Bladimir Zamora, uno de los cubanos que más he querido, cuando se daba veinte tragos de más (diecinueve no eran suficiente) se ponía a hablar de la historia de Cuba. Eso era lo que había estudiado y lo que más le apasionaba (incluso más que nuestra música tradicional, aunque a los que le conocieron les sorprenda).
Muchas veces se remontaba a la Asamblea del Cerro, donde destituyeron a Máximo Gómez como General en Jefe del Ejército Libertador. “Esa es la mayor injusticia que hemos cometido”, decía con rabia. Bladi seguía a Gómez como a un fantasma, señalaba sus casas en La Habana como si fueran templos.
Desde que llegué a República Dominicana, soñamos con emborracharnos en Montecristi. Pero en el momento que por fin era factible, su hígado nos jugó una mala pasada. La última vez que nos vimos calculó los años que yo llevaba viviendo en Santo Domingo y me dijo que ya era compatriota de Máximo.
—Todavía —le respondí.
Hace unos meses Odette Alonso me regañó. Fue a propósito de un viaje de Diana y mío a México. “¿Cómo es posible que tú aún no seas dominicano?”, me dijo. Ninguna de mis excusas le valió. De regreso a Santo Domingo, aceleramos el tan postergado proceso de naturalización.
Hoy, junto a 38 personas de muchísimas nacionalidades, canté el himno dominicano por primera vez. Descubrí que me lo sabía y me volvió a estremecer una estrofa: “Ningún pueblo ser libre merece/ si es esclavo, indolente y servil;/ si en su pecho la llama no crece/ que templó el heroísmo viril”.
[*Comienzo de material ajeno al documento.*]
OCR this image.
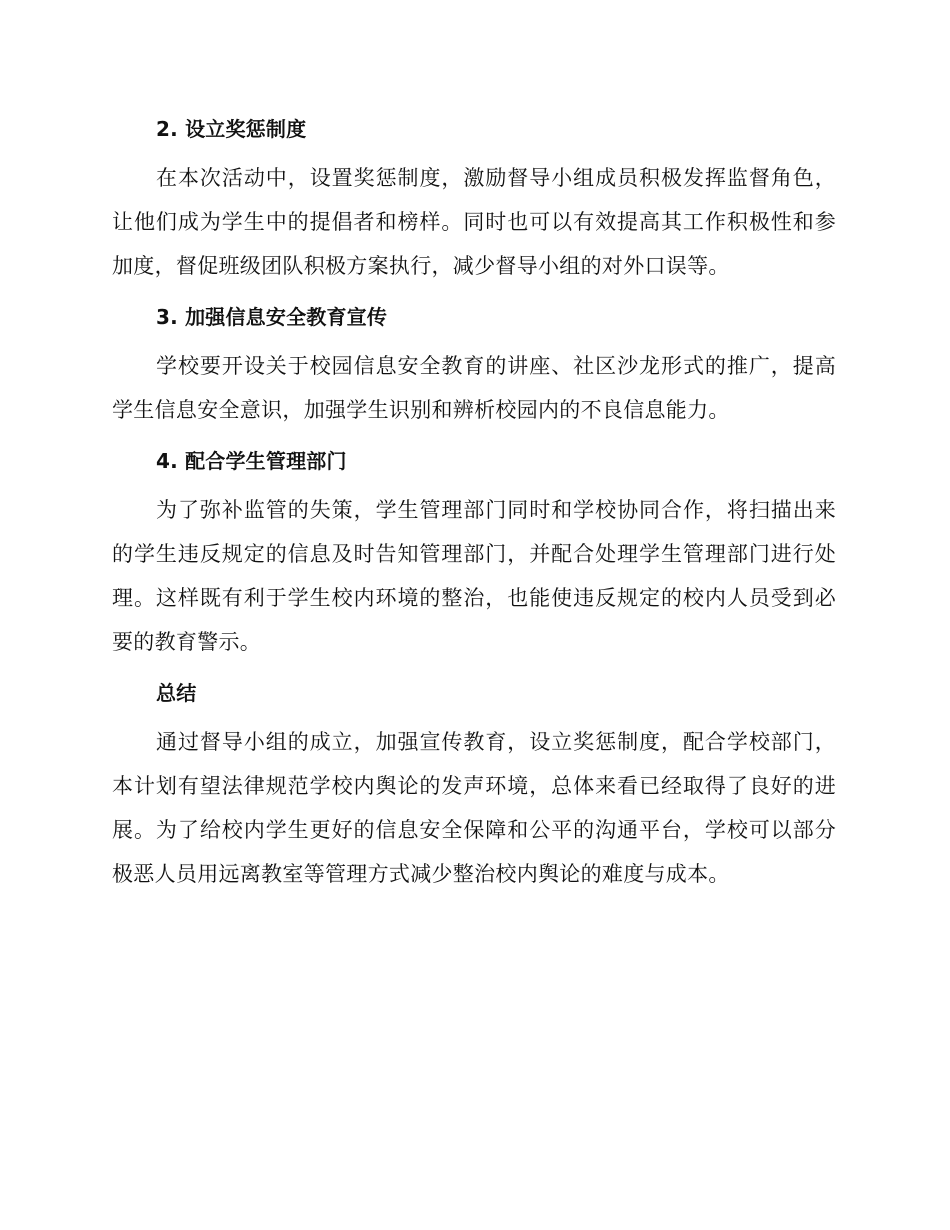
2. 设立奖惩制度

在本次活动中，设置奖惩制度，激励督导小组成员积极发挥监督角色，让他们成为学生中的提倡者和榜样。同时也可以有效提高其工作积极性和参加度，督促班级团队积极方案执行，减少督导小组的对外口误等。

3. 加强信息安全教育宣传

学校要开设关于校园信息安全教育的讲座、社区沙龙形式的推广，提高学生信息安全意识，加强学生识别和辨析校园内的不良信息能力。

4. 配合学生管理部门

为了弥补监管的失策，学生管理部门同时和学校协同合作，将扫描出来的学生违反规定的信息及时告知管理部门，并配合处理学生管理部门进行处理。这样既有利于学生校内环境的整治，也能使违反规定的校内人员受到必要的教育警示。

总结

通过督导小组的成立，加强宣传教育，设立奖惩制度，配合学校部门，本计划有望法律规范学校内舆论的发声环境，总体来看已经取得了良好的进展。为了给校内学生更好的信息安全保障和公平的沟通平台，学校可以部分极恶人员用远离教室等管理方式减少整治校内舆论的难度与成本。
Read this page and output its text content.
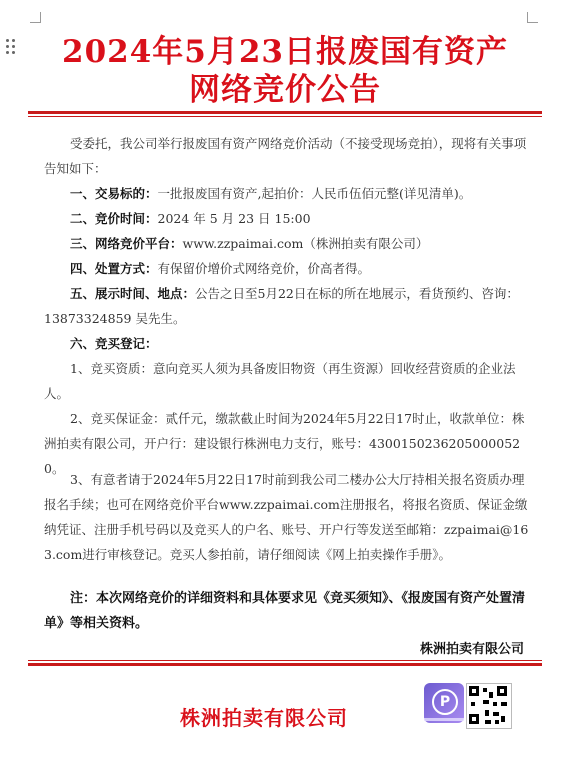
2024年5月23日报废国有资产
网络竞价公告

受委托，我公司举行报废国有资产网络竞价活动（不接受现场竞拍），现将有关事项告知如下：

一、交易标的：一批报废国有资产,起拍价：人民币伍佰元整(详见清单)。

二、竞价时间：2024 年 5 月 23 日 15:00

三、网络竞价平台：www.zzpaimai.com（株洲拍卖有限公司）

四、处置方式：有保留价增价式网络竞价，价高者得。

五、展示时间、地点：公告之日至5月22日在标的所在地展示，看货预约、咨询：13873324859 吴先生。

六、竞买登记：

1、竞买资质：意向竞买人须为具备废旧物资（再生资源）回收经营资质的企业法人。

2、竞买保证金：贰仟元，缴款截止时间为2024年5月22日17时止，收款单位：株洲拍卖有限公司，开户行：建设银行株洲电力支行，账号：43001502362050000520。

3、有意者请于2024年5月22日17时前到我公司二楼办公大厅持相关报名资质办理报名手续；也可在网络竞价平台www.zzpaimai.com注册报名，将报名资质、保证金缴纳凭证、注册手机号码以及竞买人的户名、账号、开户行等发送至邮箱：zzpaimai@163.com进行审核登记。竞买人参拍前，请仔细阅读《网上拍卖操作手册》。

注：本次网络竞价的详细资料和具体要求见《竞买须知》、《报废国有资产处置清单》等相关资料。

株洲拍卖有限公司
株洲拍卖有限公司
P
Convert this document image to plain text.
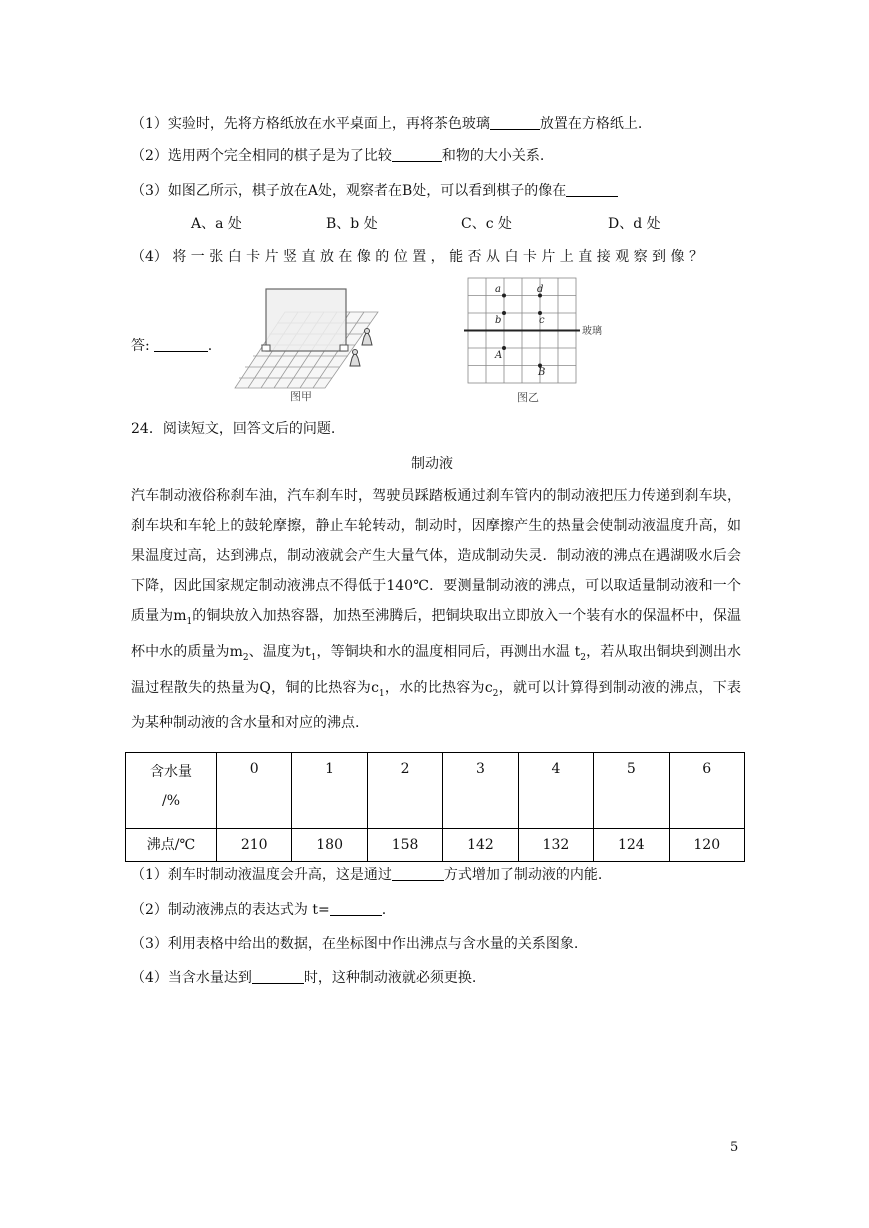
（1）实验时，先将方格纸放在水平桌面上，再将茶色玻璃	放置在方格纸上.
（2）选用两个完全相同的棋子是为了比较	和物的大小关系.
（3）如图乙所示，棋子放在A处，观察者在B处，可以看到棋子的像在
A、a 处	B、b 处	C、c 处	D、d 处
（4） 将 一 张 白 卡 片 竖 直 放 在 像 的 位 置 ， 能 否 从 白 卡 片 上 直 接 观 察 到 像 ？
答:	.
图甲
玻璃
a	d
b	c
A
B
图乙
24．阅读短文，回答文后的问题.
制动液
汽车制动液俗称刹车油，汽车刹车时，驾驶员踩踏板通过刹车管内的制动液把压力传递到刹车块，刹车块和车轮上的鼓轮摩擦，静止车轮转动，制动时，因摩擦产生的热量会使制动液温度升高，如果温度过高，达到沸点，制动液就会产生大量气体，造成制动失灵．制动液的沸点在遇湖吸水后会下降，因此国家规定制动液沸点不得低于140℃．要测量制动液的沸点，可以取适量制动液和一个质量为$m_1$的铜块放入加热容器，加热至沸腾后，把铜块取出立即放入一个装有水的保温杯中，保温杯中水的质量为$m_2$、温度为$t_1$，等铜块和水的温度相同后，再测出水温 $t_2$，若从取出铜块到测出水温过程散失的热量为Q，铜的比热容为$c_1$，水的比热容为$c_2$，就可以计算得到制动液的沸点，下表为某种制动液的含水量和对应的沸点.
含水量
/%	0	1	2	3	4	5	6
沸点/℃	210	180	158	142	132	124	120
（1）刹车时制动液温度会升高，这是通过	方式增加了制动液的内能.
（2）制动液沸点的表达式为 t=	.
（3）利用表格中给出的数据，在坐标图中作出沸点与含水量的关系图象.
（4）当含水量达到	时，这种制动液就必须更换.
5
Los dominicanos no han permitido que ninguno de sus tiranos muera en su cama, los ajusticiaron a todos. Eso me llevó de regreso a la Asamblea del Cerro, donde los cubanos destituímos al hombre que nos enseñó a pelear. Me serví un ron al regresar a casa. “Bladi, ya soy compatriota de Máximo”, dije con él en alto.